Reconnection attempts are done every second, as seen in the ejabberd log file.

If one server is down for maintenance, the other has to step in. Two LDAP servers are therefore not just for performance, but also for redundancy. You have two options for this scenario: You can install a load balancer before LDAP (or another service for that matter) or the software must be able to switch over.

As we have seen, it seems the design decisions and your expectations don't match.

As you can see in the log, ejabberd only connects to one server at a time and roundrobin to the next one after 60 minutes.

I think that interpretation of the log messages is wrong, and does not conform to the reality, as I've experienced and described, which is 100% reproducible with the setup guide I provided.
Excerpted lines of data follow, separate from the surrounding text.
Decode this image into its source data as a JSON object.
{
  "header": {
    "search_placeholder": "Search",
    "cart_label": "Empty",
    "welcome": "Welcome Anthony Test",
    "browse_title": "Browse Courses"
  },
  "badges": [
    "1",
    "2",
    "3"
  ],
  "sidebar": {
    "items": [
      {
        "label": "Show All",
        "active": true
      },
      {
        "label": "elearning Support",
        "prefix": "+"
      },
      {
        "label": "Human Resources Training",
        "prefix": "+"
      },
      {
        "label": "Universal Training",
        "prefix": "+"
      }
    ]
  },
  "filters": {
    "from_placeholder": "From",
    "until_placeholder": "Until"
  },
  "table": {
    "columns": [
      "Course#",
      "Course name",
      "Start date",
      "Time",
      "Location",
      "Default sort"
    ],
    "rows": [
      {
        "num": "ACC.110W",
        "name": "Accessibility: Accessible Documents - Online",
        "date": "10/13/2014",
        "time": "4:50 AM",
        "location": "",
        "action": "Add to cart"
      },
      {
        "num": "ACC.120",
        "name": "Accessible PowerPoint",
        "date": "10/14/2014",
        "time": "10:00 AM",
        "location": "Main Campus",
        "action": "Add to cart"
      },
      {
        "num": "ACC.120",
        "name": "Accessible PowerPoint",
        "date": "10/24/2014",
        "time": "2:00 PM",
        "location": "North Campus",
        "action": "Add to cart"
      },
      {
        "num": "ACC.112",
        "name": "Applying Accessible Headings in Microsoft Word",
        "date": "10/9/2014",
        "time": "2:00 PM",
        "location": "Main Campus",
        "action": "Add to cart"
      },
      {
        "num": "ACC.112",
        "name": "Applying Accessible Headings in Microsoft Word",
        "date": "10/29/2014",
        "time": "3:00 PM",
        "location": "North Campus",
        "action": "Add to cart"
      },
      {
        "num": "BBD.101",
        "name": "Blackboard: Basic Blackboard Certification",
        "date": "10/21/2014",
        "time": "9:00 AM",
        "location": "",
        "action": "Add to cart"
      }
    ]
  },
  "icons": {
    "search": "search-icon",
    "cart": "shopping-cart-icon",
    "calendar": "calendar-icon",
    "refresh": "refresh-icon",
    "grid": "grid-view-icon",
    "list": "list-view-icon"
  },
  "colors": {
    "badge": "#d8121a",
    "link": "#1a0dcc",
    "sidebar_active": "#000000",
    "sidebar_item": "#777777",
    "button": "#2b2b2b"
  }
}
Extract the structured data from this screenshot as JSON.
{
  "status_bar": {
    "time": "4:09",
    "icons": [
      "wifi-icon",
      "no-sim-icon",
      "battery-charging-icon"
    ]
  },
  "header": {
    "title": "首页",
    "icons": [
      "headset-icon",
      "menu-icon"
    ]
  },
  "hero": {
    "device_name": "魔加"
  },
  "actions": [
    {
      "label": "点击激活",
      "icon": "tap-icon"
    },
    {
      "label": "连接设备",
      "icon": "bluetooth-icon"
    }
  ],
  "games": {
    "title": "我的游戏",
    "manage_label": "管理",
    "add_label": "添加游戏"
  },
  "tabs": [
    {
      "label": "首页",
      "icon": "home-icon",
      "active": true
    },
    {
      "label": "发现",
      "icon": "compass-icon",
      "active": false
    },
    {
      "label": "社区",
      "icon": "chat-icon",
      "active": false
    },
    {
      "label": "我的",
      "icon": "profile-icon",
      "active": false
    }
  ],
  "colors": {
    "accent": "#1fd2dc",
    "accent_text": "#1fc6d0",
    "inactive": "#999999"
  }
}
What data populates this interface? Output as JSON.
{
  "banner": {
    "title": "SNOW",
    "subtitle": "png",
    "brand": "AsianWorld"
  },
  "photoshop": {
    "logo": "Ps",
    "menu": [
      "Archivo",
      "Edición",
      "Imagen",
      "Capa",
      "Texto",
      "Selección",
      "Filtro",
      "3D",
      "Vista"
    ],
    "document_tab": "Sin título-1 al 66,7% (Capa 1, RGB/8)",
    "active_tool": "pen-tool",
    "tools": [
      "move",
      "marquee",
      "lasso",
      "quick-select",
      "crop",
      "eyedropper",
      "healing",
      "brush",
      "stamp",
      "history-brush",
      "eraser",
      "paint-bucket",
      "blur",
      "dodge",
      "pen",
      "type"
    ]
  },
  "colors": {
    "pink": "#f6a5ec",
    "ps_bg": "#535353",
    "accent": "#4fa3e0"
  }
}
However, there is a option "ldap_backups": Again: Why is this option available if a failover back to main cannot be performed?

Good question; I don't know how that option works. I'll have to look at that the next day, as I already spent several hours today investigating this.

Update: How does ldap_backups work?

I've setup another ldap server and configured ejabberd like this:

ldap_servers:
  - "ldap1"
ldap_backups:
  - "ldap2"
  - "ldap3"

This is the behavior I've seen:

Summary

cfrepak commented 2 weeks ago

Many thanks for the intensive tests. I will try the ldap_backups option. If I find something that does not meet my expectations, I will submit a feature request.

badlop commented 1 day ago

I've briefly extended the documentation of ldap_servers and ldap_backups, and added a paragraph in the LDAP documentation page summarizing how those options interact.